Por Diogo Lisbona Romeiro

Em um sistema predominantemente hidrelétrico, todos estão sujeitos ao risco hidrológico de não haver água suficiente para garantir o suprimento de eletricidade. No entanto, dependendo das regras de comercialização de energia, a exposição ao risco hidrológico pode resultar em diferentes desdobramentos financeiros para os agentes do setor.

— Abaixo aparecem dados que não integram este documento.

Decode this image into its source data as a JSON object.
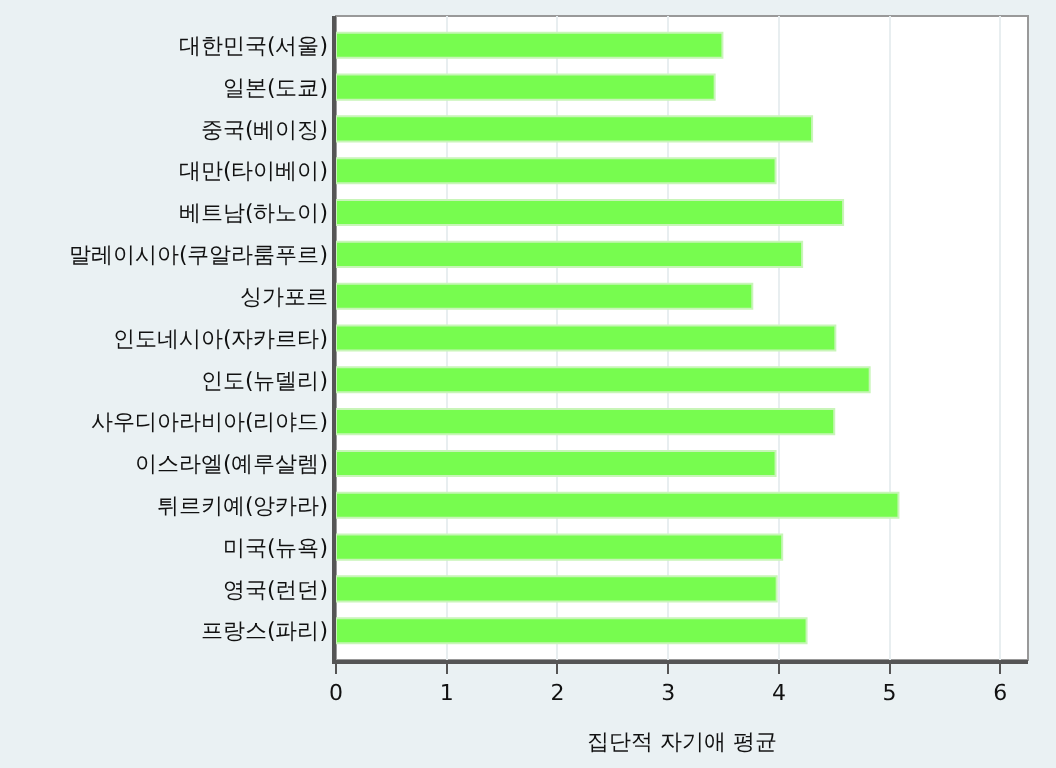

No sistema elétrico brasileiro, as regras de comercialização evoluíram ao longo do tempo, reconfigurando as exposições dos agentes ao risco hidrológico. Mas, historicamente, os riscos foram encobertos pela elevada capacidade de armazenamento dos reservatórios hídricos. A tendência de maior intermitência na matriz, no entanto, torna o risco cada vez mais concreto. É neste contexto que se situam as discussões atuais sobre o repasse do risco hidrológico das geradoras hidrelétricas para os consumidores, suscitadas pela Media Provisória nº 688/2015.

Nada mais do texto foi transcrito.